10.1016/j.tsf.2018.11.039
Open Access Version (externer Anbieter)

Abstract:
The variation of the band gap energy in Cu2ZnGeSe4 and Cu2ZnGeS4 from 1.4 eV to 1.7 eV, which is controlled by different S/(S+Se) ratios renders the Cu2ZnGe(S1-xSex)4 solid solution an interesting material for the application in multi-junction solar cells. Nevertheless, this system has a certain complexity due to the existence of different polymorphs. Cu2ZnGeSe4 crystallizes in the tetragonal kesterite type structure, whereas Cu2ZnGeS4 may crystallize in the tetragonal stannite or the orthorhombic wurtz-stannite type structure, respectively. To gain deeper insights into this complex system a systematic study of the solid solution series Cu2ZnGe(S1-xSex)4 was performed using polycrystalline material prepared by solid state reaction. The chemical analysis performed by wavelength dispersive X-ray spectroscopy showed remarkable inhomogeneities with different quaternary phases co-existing within one sample.

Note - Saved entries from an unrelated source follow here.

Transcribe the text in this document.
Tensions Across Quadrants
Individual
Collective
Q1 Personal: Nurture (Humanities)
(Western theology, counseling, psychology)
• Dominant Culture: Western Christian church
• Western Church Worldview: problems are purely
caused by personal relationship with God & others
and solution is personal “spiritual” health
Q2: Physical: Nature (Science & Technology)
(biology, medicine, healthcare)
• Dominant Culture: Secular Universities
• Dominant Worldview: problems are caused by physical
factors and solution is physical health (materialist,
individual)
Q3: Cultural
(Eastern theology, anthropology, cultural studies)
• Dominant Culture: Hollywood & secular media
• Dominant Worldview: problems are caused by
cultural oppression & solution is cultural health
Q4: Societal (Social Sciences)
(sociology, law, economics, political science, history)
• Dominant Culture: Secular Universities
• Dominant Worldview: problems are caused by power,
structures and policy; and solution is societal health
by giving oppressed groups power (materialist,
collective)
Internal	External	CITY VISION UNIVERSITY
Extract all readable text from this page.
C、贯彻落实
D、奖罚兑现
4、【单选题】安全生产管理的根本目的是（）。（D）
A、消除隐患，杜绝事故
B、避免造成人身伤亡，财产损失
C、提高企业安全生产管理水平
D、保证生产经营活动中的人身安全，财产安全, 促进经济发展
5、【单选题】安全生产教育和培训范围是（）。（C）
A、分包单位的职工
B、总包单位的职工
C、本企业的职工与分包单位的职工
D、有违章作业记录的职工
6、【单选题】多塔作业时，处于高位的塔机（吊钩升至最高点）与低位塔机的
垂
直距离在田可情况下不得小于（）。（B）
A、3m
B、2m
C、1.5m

Additionally, a wide variety of binary and ternary secondary phases as well as elemental Ge was observed. The variety of secondary phases is higher in S-rich samples than in Se-rich samples of the solid solution. Thus, synthesis of Cu2ZnGe(S1-xSex)4 mixed crystals with off-stoichiometric composition is readily accompanied by the formation of various secondary phases making it a difficult task to obtain single phase material.